Open Source Software Gains Recognition

Dec 4, 2008 2:22 PM. All work by

BOSTON—Experts at this year’s Gilbane Boston Conference on technology and social media conceded that open source software has a respected place amongst web programs.

Dozens of these Content Management Solution (CMS) experts pitched their company’s products to wandering investors at the fifth annual expo. While some of the booths offered $100,000 products, two companies, Hippo and Magnolia, became the conference’s first open source exhibitors.

“If I had my own company, I’d use [open source software],” said CoreMedia representative Arner Eichel. A powerhouse based in Hamburg, Germany, CoreMedia develops the most dominant CMS in Germany, Eichel said. Other clients include T-Mobile, Continental Airlines, and several other large global companies, yet Eichel admitted that their product isn’t for everyone.

CMS software have become the backbone of complex websites. A robust CMS offers an efficient way to organize files and information, as well as a simple interface for clients to add and change their web content.

“When I get proposals for projects,” Eichel said, “I always tell them to first look at open source.”

Open source software is free to use and edit, has a growing list of features and much of the troubleshooting is done by other people. It’s an appealing offer for those not ready to pay the average $500,000 and the annual maintenance fees that CoreMedia charges for their product, Eichel said.

Clients gravitate to a proprietary CMS, not in search of innovation, but for its dependability, Eichel said. The company’s latest product, a video-hosting service called CoreMedia Web TV, is similar to YouTube.com. Those familiar with the social network will find that it offers nothing new outside of increased control over content, but the service was built and launched in two days at the request of a client.

Where CoreMedia has avoided open source, other companies have integrated it. Jim Awiszus, an account executive from Quark, Inc., said the company’s latest product borrowed from open source. Quark is best known for it’s earliest software, QuarkXpress, which became a publishing standard in the late 1980s but fell out of vogue in the past five years, Awiszus said.

Quark has integrated an open source CMS from Alfresco, Inc. into their latest product, Quark Dynamic Publishing Solution (DPS), which Awiszus said will spell certain death for its rival application, Adobe InDesign. When told that CoreMedia’s CMS is priced at half a million, Awiszus was not surprised.
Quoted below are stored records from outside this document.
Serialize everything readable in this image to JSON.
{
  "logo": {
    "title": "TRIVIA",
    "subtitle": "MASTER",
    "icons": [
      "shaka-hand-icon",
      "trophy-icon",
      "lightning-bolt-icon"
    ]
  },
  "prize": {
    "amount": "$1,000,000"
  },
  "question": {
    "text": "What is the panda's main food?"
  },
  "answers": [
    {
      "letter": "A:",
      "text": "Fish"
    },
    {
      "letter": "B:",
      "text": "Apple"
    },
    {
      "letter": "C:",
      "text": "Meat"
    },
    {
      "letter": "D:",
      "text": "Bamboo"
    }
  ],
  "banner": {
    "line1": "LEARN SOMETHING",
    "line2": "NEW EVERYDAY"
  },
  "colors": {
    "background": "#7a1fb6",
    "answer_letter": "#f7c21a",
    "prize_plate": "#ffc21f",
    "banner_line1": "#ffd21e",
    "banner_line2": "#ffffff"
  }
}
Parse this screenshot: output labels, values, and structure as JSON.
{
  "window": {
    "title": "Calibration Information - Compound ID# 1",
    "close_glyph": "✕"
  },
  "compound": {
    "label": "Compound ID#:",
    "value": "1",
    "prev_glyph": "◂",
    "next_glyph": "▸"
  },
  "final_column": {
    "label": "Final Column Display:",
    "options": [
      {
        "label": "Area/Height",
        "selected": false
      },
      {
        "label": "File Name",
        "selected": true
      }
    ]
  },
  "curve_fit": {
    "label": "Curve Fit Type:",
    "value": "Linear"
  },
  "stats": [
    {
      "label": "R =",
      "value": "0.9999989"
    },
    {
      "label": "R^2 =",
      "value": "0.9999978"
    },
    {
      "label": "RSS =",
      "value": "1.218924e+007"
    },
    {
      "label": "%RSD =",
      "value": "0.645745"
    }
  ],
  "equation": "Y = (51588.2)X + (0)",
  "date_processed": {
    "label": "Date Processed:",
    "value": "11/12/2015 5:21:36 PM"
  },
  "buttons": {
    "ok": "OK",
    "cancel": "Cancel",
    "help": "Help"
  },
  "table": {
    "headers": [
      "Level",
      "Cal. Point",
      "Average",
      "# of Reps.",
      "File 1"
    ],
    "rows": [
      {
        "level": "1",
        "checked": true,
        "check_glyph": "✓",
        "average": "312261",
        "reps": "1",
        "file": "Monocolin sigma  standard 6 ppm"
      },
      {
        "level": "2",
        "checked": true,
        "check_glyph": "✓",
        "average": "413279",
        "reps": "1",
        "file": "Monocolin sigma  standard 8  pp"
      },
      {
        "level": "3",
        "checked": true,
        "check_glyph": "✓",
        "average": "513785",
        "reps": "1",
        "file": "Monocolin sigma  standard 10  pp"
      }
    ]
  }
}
“Quark [DPS] starts at $250,000,” Awiszus said plainly. “We’re in it to do business.”
Awiszus’ interpretation of Quark’s mission could not be farther from that issued by Wordpress.org, a very popular open source CMS platform. The latter company’s website states that the software was “created by and for the community” in 2001 and has since taken off.

The application isn’t just for tech novices looking to make a quick webpage. Ford Motor Company, The New York Times and even Red Sox pitcher Curt Shilling have, with the help of hundreds of thousands of other users, altered Wordpress to perform like an expensive CMS.